- Born: 13 February 1999
- Died: 9 March 2018 (aged 19) Wood Green, Vue cinema London
- Cause of death: Gunshot wound
- Opponent(s): OFB, SinSquad, NPK (Northumberland Park Killers)

= Killing of Kelvin Odunuyi =

Murder of a teenager in Wood Green, London

On 9 March 2018, Kelvin Odunuyi – also known as Lampz and DipDat – was shot dead outside the Vue cinema in Wood Green, London at approximately 12:30 am.

==Background and death==
Odunuyi was the son of Afishetu Oniru; his father ran a real estate business in Nigeria. He attended Fulneck School and Heartlands High School.
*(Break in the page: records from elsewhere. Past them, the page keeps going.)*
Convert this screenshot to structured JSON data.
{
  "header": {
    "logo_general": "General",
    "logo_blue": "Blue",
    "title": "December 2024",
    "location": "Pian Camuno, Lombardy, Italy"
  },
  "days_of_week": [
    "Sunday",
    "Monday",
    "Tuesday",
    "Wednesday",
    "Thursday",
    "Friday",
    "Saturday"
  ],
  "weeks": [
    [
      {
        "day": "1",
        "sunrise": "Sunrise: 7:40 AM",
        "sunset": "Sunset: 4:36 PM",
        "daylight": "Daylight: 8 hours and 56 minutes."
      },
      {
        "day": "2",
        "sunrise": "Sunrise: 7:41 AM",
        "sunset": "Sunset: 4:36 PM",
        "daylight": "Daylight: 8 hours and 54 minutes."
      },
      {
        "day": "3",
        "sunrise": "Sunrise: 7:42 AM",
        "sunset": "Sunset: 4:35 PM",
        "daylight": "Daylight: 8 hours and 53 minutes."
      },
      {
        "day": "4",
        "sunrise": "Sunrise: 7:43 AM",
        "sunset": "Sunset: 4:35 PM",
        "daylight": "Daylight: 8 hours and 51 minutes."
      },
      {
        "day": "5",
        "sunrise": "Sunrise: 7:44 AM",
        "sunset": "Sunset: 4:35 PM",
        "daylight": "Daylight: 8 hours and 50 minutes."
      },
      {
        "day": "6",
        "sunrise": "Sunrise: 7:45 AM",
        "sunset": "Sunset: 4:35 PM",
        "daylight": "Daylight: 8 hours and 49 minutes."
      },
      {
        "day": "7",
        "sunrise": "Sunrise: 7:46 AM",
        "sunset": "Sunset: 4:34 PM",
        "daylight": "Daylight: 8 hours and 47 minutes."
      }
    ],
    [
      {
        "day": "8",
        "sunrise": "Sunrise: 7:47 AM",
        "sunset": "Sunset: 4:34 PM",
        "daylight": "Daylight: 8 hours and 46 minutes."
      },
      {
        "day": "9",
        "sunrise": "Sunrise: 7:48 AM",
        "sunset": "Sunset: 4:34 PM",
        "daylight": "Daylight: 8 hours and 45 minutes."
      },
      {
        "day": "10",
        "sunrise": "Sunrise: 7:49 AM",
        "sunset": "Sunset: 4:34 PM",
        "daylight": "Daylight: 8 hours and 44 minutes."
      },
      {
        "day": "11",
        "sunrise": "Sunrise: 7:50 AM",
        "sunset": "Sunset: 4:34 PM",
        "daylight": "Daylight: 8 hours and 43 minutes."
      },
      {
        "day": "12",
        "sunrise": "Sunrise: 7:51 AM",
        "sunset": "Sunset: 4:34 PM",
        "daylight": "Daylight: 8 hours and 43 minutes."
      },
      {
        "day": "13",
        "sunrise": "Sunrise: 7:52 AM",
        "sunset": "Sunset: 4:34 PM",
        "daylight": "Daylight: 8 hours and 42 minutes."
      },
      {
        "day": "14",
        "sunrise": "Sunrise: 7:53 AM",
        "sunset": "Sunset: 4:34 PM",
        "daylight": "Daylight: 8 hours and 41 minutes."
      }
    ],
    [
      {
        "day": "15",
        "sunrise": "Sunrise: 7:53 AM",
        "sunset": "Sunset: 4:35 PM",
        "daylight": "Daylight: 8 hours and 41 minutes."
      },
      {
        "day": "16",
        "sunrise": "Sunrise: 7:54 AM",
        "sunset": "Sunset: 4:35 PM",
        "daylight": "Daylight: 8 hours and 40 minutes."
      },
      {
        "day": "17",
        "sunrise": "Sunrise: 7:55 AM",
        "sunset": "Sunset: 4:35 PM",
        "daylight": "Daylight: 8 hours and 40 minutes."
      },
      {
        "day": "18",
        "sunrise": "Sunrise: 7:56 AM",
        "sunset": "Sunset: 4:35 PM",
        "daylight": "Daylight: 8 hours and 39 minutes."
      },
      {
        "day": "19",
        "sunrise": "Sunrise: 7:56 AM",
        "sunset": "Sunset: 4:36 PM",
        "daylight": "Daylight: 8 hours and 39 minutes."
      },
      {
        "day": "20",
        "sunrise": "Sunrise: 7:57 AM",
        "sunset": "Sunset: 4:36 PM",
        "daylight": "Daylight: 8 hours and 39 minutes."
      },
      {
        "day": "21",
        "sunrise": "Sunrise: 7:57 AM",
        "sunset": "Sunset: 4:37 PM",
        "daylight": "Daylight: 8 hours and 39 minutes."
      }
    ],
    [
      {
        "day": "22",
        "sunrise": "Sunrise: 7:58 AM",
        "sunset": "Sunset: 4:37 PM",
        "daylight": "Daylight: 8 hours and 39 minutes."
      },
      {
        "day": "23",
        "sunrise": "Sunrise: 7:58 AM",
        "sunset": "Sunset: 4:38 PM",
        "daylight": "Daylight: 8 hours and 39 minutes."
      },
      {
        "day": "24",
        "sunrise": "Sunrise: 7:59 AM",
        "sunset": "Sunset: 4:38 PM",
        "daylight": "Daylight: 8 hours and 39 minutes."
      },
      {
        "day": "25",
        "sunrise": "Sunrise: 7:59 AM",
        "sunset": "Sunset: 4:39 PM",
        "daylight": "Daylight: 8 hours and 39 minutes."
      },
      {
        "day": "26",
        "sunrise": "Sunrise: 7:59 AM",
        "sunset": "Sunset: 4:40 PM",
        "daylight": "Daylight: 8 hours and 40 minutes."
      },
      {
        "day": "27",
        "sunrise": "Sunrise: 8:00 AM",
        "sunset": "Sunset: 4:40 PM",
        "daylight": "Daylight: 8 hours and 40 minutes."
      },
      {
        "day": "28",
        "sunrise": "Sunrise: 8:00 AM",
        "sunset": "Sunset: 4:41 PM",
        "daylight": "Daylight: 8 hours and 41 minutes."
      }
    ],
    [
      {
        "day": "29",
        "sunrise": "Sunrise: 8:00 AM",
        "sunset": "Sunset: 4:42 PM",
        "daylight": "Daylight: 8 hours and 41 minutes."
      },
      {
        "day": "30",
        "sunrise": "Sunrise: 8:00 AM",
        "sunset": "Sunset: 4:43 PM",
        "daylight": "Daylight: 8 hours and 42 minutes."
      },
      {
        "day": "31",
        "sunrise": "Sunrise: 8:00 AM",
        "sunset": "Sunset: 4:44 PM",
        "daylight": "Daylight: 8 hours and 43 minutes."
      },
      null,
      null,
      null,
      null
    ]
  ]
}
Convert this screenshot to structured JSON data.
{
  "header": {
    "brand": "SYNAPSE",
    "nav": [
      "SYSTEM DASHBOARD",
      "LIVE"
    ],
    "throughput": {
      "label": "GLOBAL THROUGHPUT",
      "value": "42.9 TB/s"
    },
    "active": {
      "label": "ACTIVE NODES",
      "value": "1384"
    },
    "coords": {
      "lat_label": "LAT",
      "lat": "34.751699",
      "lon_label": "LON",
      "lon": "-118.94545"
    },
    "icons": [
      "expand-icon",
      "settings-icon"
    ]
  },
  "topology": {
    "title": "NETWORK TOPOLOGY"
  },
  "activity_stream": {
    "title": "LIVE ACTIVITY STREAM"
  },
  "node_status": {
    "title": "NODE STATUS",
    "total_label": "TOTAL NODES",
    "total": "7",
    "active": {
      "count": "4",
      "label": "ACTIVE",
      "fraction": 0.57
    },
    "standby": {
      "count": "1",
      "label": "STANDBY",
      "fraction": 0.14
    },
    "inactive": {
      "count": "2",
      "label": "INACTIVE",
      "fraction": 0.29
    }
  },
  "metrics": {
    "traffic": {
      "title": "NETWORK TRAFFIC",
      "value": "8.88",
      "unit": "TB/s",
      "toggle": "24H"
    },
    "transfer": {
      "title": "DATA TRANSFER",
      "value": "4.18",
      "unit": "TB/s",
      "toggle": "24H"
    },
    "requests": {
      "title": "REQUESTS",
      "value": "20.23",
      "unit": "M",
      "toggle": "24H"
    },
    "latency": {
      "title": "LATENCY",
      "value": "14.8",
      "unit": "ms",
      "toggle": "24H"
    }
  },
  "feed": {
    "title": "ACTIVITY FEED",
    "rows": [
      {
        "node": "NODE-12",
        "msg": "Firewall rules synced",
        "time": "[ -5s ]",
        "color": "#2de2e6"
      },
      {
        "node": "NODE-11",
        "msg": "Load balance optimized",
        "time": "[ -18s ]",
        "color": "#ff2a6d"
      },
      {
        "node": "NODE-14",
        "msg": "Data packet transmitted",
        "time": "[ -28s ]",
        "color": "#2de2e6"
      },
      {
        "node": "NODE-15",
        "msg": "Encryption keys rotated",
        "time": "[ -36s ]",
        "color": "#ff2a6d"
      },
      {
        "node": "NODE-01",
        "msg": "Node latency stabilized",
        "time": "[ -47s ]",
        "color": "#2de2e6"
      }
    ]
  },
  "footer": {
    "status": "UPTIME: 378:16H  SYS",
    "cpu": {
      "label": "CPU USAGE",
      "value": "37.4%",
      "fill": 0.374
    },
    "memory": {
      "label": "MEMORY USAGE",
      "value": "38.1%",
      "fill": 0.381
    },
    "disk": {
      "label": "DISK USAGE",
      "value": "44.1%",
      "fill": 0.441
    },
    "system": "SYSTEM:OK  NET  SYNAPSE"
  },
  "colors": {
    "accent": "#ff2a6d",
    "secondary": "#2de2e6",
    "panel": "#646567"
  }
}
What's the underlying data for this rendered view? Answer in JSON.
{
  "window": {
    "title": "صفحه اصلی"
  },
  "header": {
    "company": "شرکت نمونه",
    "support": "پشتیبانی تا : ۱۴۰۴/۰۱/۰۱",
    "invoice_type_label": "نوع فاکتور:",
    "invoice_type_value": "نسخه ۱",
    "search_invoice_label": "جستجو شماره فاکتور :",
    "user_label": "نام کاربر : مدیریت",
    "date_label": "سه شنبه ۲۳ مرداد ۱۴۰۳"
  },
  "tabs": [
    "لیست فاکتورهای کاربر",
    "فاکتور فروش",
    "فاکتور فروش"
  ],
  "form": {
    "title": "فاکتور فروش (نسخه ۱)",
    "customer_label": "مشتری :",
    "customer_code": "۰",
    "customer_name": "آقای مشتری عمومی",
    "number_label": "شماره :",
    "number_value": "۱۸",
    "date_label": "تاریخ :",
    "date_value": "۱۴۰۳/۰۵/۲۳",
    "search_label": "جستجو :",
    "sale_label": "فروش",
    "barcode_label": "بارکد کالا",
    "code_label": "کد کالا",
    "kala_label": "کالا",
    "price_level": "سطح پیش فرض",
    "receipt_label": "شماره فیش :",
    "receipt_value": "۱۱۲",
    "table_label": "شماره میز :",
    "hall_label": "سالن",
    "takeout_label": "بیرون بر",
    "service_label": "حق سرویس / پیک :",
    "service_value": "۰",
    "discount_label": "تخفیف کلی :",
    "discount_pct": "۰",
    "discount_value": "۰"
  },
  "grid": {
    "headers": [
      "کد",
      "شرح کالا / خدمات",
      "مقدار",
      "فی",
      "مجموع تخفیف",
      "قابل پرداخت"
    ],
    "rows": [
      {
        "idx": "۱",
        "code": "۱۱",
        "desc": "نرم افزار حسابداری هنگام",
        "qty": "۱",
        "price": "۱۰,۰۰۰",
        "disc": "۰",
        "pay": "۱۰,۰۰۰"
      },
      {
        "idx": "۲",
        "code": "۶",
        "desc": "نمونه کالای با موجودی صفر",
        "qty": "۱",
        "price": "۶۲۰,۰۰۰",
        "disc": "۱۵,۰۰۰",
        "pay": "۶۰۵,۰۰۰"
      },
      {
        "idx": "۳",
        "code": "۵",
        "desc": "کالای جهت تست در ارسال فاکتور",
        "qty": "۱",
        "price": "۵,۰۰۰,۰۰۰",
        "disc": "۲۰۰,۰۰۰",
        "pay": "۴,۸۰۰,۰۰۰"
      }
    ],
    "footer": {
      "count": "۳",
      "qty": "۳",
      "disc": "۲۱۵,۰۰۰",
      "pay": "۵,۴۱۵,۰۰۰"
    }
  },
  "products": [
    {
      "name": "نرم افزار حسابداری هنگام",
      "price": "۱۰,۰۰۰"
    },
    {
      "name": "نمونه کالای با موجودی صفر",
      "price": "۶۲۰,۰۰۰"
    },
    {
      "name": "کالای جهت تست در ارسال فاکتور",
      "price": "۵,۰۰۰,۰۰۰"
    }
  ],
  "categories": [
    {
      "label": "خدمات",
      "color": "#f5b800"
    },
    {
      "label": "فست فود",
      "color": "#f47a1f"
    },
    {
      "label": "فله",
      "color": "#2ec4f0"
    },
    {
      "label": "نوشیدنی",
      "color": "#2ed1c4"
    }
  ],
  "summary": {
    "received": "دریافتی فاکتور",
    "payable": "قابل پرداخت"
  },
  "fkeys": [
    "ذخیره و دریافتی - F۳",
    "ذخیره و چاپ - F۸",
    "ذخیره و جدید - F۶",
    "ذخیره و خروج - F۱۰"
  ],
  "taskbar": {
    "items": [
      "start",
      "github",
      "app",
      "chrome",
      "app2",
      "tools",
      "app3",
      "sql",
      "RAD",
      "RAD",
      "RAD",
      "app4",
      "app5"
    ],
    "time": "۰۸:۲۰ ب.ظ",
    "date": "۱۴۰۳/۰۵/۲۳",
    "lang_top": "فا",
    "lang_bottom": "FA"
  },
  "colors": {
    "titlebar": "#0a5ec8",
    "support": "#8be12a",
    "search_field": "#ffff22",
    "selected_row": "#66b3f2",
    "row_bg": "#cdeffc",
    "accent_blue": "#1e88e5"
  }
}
Prior to his killing, Odunuyi appeared in several videos where he rapped about stabbing and shooting opponents. However, the Evening Standard noted that there were claims that he was not involved in a gang.

Around 12:30 a.m. on 9 March 2018, a moped carrying two people drove near the Vue cinema in Wood Green. One of the occupants fired a gun at Odunuyi; he was declared dead at a hospital two hours later. An article in The Telegraph noted that the death was retaliation for the death of Kwabena "Kobi" Nelson, a former member of the Northumberland Park Killers. After Odunuyi's death, his DNA was found inside the car that crashed into Nelson's car.

==Aftermath==
Following the death of Odunuyi and other Nigerian youths in the UK, Abike Dabiri, an assistant to the President of Nigeria on foreign affairs, stated that the increase of Nigerian deaths in the UK "was worrisome and disturbing." Odunuyi's death was mentioned in a song by rappers Tugga and Trills, which was seen by Odunuyi's family. The song chanted: “Park Lane bopping, the opps dem dropping, come here, I got you a coffin. 12 gauge long like Kelvin’s coffin.”

He was also mentioned in a song by OFB rapper SJ.

A 21-year-old was arrested in connection with the shooting on suspicion of murder; he was later released.

In 2021, a video showing a re-creation of Odunuyi's death in a Grand Theft Auto game was described as appalling by his family.